Should field recordings be left exclusively to professionals, or it
should be still worth trying to record something on your own even if
you are an amateur with a rather low budget available? Is FR a purely
technical discipline or still there is room for creativity,
experimantation and imagination?

JrF: god help us if the only thing that matters is the equipment. I would say that the sign of a good field recordist is that they never think of themselves as an ‘expert’ or a professional. As I said earlier, every sound & every location is new & in permanent flux - anyone who believes they know everything that environments do or can offer has simply stopped listening. 

Budget is also not the important thing. Its better to start with cheaper equipment anyway - you tend to learn more & ones creative approach develops more when you’re working within & around limitations. I would say that successful field recording is perhaps 20% skill with the equipment (whatever you have) & 80% inspiration, creativity, luck & listening.

13. JRF: As far as I know, you are also working as a photographer. Do
both - FR and photography - have anything in common?

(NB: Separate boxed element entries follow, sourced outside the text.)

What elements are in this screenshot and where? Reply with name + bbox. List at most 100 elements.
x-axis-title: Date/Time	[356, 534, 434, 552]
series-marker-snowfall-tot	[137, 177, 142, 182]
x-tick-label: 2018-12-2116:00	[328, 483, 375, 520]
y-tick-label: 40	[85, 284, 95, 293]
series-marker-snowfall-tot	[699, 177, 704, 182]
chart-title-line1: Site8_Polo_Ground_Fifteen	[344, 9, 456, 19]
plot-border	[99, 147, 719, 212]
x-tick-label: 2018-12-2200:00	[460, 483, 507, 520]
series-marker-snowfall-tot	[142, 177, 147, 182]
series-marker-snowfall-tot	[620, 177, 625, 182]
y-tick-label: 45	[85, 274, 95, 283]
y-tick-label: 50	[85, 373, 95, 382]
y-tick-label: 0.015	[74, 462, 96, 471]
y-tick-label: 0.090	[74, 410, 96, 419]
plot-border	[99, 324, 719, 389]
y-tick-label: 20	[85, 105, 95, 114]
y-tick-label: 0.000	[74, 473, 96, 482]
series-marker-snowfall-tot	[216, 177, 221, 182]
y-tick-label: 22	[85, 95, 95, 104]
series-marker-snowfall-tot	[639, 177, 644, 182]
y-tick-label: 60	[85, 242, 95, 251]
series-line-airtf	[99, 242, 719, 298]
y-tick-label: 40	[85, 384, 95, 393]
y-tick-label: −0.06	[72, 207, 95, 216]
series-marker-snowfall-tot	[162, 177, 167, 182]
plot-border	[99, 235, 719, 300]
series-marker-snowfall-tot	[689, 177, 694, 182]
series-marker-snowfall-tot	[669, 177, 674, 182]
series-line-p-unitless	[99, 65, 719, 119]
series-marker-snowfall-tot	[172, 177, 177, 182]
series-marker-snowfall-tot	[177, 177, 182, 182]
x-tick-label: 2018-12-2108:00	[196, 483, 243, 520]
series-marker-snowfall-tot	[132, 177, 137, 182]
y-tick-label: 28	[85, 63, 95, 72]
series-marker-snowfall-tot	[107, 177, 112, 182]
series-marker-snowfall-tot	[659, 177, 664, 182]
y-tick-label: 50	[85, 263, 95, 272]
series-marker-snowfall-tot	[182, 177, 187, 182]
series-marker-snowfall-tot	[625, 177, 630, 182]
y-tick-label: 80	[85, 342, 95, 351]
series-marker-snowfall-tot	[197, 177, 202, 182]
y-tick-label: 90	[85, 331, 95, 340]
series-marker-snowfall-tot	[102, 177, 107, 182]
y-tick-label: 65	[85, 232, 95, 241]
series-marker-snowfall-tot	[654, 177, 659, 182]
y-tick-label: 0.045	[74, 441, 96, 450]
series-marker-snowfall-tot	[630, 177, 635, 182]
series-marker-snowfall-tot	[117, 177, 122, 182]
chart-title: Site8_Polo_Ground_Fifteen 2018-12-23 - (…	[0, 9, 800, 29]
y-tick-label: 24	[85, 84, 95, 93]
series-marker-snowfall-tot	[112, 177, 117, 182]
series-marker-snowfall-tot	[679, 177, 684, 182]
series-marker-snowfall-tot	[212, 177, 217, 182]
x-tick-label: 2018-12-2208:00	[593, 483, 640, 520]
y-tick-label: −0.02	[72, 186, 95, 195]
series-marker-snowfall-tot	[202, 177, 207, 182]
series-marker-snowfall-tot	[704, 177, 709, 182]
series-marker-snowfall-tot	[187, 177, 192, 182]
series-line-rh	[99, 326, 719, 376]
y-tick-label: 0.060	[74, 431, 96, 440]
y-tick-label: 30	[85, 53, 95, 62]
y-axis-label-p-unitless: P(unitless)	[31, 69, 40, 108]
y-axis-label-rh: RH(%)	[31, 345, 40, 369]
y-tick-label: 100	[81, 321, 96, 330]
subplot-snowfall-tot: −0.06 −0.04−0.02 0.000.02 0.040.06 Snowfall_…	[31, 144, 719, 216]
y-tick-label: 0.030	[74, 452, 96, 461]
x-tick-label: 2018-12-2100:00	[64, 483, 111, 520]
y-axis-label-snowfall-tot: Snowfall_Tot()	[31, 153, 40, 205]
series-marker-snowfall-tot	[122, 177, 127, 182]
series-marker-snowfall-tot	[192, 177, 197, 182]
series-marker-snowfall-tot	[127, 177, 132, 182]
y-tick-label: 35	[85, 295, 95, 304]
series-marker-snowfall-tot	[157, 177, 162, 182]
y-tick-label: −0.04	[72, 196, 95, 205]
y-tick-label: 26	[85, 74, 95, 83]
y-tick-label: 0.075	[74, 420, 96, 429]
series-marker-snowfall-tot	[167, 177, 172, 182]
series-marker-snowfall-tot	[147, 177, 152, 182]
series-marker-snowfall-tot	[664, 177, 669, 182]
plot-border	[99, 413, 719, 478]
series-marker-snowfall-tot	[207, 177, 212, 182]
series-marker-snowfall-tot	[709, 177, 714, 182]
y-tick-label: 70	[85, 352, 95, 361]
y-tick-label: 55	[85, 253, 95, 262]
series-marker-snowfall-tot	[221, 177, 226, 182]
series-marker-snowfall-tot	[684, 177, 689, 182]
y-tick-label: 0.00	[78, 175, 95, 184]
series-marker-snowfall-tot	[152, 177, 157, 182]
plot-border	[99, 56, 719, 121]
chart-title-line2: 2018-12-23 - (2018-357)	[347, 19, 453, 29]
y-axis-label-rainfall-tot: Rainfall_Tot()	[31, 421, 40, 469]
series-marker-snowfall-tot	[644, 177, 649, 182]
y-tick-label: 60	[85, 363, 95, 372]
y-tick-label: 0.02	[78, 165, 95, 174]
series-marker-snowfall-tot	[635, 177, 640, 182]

JrF: for me, personally, they are linked simply because both represent something of my exploration of where I am at a particular time. There is an old saying about radio: ‘radio is better than TV because the pictures are better’ & I think the same is true of photography over the moving image. You see more with a photograph & the imagination can be triggered to a much greater extent. With the moving image, one is given the ‘story’ & so you don’t have to use your imagination as much. Field recording too has these kinds of elements - they can represent a specific place very clearly, but somehow there is always space for one to enter the scene & to explore beyond the obvious elements.

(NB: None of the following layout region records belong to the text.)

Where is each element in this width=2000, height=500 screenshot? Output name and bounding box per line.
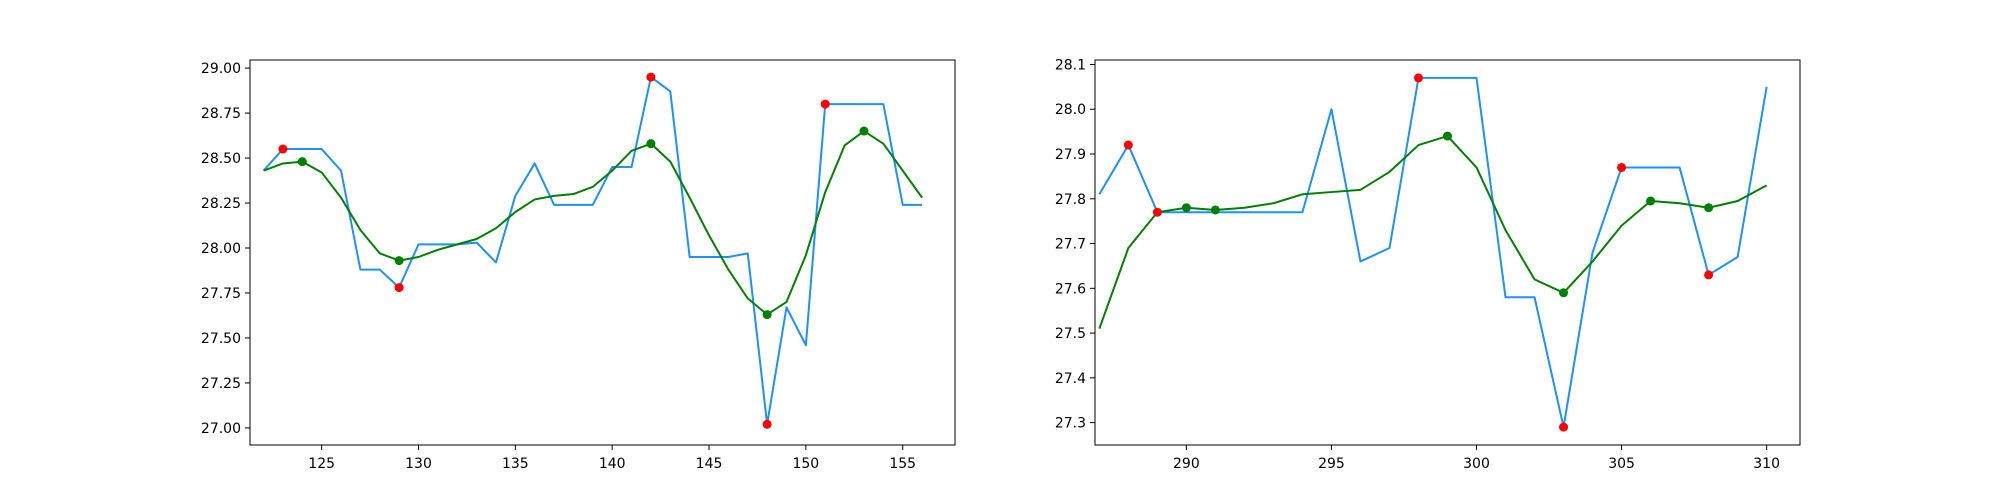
chart-1-series-2-point <box>1152 207 1162 217</box>
chart-0-series-0-line <box>262 76 923 426</box>
left-chart-panel: 125 130 135 140 145 150 155 27.00 27.25 27.50 27.7… <box>201 59 956 472</box>
chart-0-y-tick-label: 27.50 <box>201 331 241 347</box>
chart-1-y-tick-label: 27.7 <box>1055 237 1086 253</box>
chart-0-x-tick-label: 155 <box>889 456 916 472</box>
chart-0-y-tick-label: 29.00 <box>201 61 241 77</box>
chart-1-series-3-point <box>1559 288 1569 298</box>
chart-0-x-tick-label: 150 <box>792 456 819 472</box>
chart-1-x-tick-label: 300 <box>1463 456 1490 472</box>
chart-1-series-3-point <box>1704 203 1714 213</box>
chart-1-y-tick-label: 28.0 <box>1055 102 1086 118</box>
chart-1-series-3-point <box>1443 131 1452 141</box>
chart-1-y-tick-label: 27.8 <box>1055 192 1086 208</box>
chart-1-y-tick-label: 27.6 <box>1055 281 1086 297</box>
chart-0-y-tick-label: 27.00 <box>201 421 241 437</box>
chart-1-series-2-point <box>1704 270 1714 280</box>
chart-0-axes-frame <box>249 59 956 446</box>
chart-1-series-3-point <box>1646 196 1656 206</box>
chart-1-x-tick-label: 310 <box>1753 456 1780 472</box>
chart-1-y-tick-label: 27.5 <box>1055 326 1086 342</box>
chart-0-y-tick-label: 27.75 <box>201 286 241 302</box>
chart-0-series-2-point <box>762 419 772 429</box>
chart-0-y-tick-label: 28.75 <box>201 106 241 122</box>
chart-1-series-3-point <box>1181 203 1191 213</box>
chart-0-series-3-point <box>297 157 307 167</box>
chart-1-series-3-point <box>1210 205 1220 215</box>
chart-1-axes-frame <box>1094 59 1801 446</box>
chart-0-series-2-point <box>278 144 288 154</box>
chart-1-series-2-point <box>1123 140 1133 150</box>
chart-1-x-tick-label: 290 <box>1173 456 1200 472</box>
chart-1-y-tick-label: 27.3 <box>1055 416 1086 432</box>
chart-1-series-2-point <box>1559 422 1569 432</box>
chart-0-y-tick-label: 28.00 <box>201 241 241 257</box>
right-chart-panel: 290 295 300 305 310 27.3 27.4 27.5 27.6 27.7 27.8 2… <box>1055 57 1801 472</box>
chart-0-y-tick-label: 28.50 <box>201 151 241 167</box>
chart-0-series-3-point <box>859 126 869 136</box>
chart-0-series-2-point <box>394 283 404 293</box>
chart-0-series-3-point <box>762 310 772 320</box>
chart-1-series-1-line <box>1098 135 1768 329</box>
chart-1-series-0-line <box>1098 76 1768 429</box>
chart-0-x-tick-label: 145 <box>696 456 723 472</box>
chart-0-x-tick-label: 125 <box>308 456 335 472</box>
chart-1-y-tick-label: 27.4 <box>1055 371 1086 387</box>
chart-1-x-tick-label: 305 <box>1608 456 1635 472</box>
chart-0-series-3-point <box>394 256 404 266</box>
chart-1-series-2-point <box>1617 162 1627 172</box>
chart-0-series-2-point <box>820 99 830 109</box>
chart-0-series-2-point <box>646 72 656 82</box>
chart-1-x-tick-label: 295 <box>1318 456 1345 472</box>
chart-0-series-3-point <box>646 139 656 149</box>
chart-0-y-tick-label: 28.25 <box>201 196 241 212</box>
chart-0-x-tick-label: 135 <box>502 456 529 472</box>
chart-1-y-tick-label: 28.1 <box>1055 57 1086 73</box>
chart-0-x-tick-label: 140 <box>599 456 626 472</box>
chart-0-series-1-line <box>263 130 923 316</box>
chart-0-x-tick-label: 130 <box>405 456 432 472</box>
chart-1-y-tick-label: 27.9 <box>1055 147 1086 163</box>
chart-0-y-tick-label: 27.25 <box>201 376 241 392</box>
chart-1-series-2-point <box>1413 73 1423 83</box>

14. Is there anything you wished to record but haven't got chance to
record? Or something that is physically just too difficult to achieve
with current technologies?

JrF: ah, I think if I were to sit down & make a list of all the sounds i’d like to record then:
  1. it would take a long time
  2. it would mean i’d be tempted to go out to try to find them & let me tell you, it always the recording trips you carefully planned that rarely offer up the best results
  3. i’d feel a bit like a ‘collector’ 
  4. i’d be stepping outside of the moment

As for technological developments, well I think the simple answer is that we already have the most advanced devices for listening & they are often the ones most overlooked in the pursuit of the technological advances - our ears. I’m happy to explore whats possible with those & use whatever additional listening devices come along as & when - BUT, the most rewarding consequence of field recording is the ability it has to improve the way one listens just with the ears.

thanks for asking me to take part in this interview.